Invasive Arten wie Schwarzmundgrundel, Kesslergrundel und Sonnenbarsch verdrängen heimische Fische. Sie konkurrieren um Nahrung und Laichplätze. Klimawandel begünstigt die Ausbreitung wärmeliebender Neozoen. Früherkennung und schnelle Reaktion sind entscheidend für erfolgreiche Bekämpfung.

Wann ist die beste Zeit, um Fische in deutschen Seen zu beobachten?

Frühe Morgenstunden und späte Abendstunden sind ideal für Fischbeobachtungen. Im Frühjahr sammeln sich viele Arten in flacheren Uferbereichen. Klares Wasser und ruhige Bedingungen verbessern die Sichtbarkeit. Polarisationsbrillen reduzieren Spiegelungen an der Wasseroberfläche.

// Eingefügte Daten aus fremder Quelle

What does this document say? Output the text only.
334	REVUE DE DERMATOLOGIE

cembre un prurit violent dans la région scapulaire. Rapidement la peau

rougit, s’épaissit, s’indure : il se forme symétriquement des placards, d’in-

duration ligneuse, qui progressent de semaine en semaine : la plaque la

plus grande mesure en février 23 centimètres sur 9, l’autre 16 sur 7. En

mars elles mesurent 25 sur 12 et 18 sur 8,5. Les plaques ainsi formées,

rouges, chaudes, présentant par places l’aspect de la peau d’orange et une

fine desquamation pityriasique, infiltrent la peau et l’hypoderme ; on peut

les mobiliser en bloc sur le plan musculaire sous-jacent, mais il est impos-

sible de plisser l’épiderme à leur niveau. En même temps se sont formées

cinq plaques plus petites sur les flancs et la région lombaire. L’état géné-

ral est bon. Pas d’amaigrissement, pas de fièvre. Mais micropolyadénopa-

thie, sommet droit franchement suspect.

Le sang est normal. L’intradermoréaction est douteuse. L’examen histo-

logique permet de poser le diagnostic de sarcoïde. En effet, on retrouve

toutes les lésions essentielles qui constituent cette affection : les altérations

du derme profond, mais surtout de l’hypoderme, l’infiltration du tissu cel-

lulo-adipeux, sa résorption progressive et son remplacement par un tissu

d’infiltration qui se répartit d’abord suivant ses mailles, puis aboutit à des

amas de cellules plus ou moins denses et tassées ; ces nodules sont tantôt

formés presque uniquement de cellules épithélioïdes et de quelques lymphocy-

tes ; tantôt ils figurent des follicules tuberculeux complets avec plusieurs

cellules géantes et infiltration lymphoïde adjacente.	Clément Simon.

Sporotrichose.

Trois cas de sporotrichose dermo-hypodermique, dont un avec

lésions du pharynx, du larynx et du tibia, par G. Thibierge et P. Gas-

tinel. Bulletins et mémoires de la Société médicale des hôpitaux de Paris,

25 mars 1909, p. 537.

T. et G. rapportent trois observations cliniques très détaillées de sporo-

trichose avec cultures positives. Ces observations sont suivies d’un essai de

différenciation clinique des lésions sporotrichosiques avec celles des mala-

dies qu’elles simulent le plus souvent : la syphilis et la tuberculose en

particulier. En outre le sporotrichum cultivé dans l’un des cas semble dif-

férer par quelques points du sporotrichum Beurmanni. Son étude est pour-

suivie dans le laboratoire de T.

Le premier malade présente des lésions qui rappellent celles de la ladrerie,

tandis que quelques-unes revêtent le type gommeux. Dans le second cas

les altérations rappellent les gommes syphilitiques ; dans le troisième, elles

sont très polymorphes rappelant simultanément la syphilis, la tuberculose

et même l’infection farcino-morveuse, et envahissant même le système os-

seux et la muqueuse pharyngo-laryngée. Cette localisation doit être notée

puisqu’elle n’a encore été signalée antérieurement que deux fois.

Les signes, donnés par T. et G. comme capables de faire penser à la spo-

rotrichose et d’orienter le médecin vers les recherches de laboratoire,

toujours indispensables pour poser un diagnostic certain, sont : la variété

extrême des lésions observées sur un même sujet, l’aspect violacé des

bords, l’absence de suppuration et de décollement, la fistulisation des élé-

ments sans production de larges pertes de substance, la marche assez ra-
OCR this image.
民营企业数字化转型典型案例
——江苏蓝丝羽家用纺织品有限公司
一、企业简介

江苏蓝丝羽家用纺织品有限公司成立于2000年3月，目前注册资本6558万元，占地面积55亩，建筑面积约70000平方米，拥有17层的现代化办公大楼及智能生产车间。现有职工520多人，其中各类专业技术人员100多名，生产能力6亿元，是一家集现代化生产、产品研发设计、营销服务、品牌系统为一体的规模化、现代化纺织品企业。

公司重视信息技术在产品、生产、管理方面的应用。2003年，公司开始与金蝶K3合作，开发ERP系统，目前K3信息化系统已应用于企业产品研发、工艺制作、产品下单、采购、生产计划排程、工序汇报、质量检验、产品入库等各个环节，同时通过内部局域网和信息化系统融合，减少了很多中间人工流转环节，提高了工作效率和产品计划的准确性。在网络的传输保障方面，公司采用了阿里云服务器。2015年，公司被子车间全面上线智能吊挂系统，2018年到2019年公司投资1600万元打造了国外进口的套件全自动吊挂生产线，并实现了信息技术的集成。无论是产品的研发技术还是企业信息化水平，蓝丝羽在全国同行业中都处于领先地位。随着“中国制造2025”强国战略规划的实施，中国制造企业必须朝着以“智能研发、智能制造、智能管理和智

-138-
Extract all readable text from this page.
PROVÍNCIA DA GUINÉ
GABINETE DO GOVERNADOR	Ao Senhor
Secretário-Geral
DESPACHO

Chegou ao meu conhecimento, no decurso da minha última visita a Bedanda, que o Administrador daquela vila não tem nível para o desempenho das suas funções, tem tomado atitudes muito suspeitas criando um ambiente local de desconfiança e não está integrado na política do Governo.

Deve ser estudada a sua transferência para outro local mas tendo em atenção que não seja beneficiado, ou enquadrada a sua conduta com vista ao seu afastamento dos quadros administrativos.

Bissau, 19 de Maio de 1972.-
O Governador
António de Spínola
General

Die Vielfalt der Fische in deutschen Seen fasziniert jeden Naturfreund. Doch diese Artenvielfalt braucht unseren Schutz. Nachhaltiges Angeln mit Respekt vor Schonzeiten und Mindestmaßen ist ein erster Schritt. Wichtiger noch: das Verständnis für ökologische Zusammenhänge.

Jeder kann beitragen. Müll mitnehmen, auf Bleibeschwerung verzichten, Fischsterben melden. Kleine Gesten mit großer Wirkung.

Die Zukunft der Seenfischerei liegt in unseren Händen. Werden wir sie nutzen?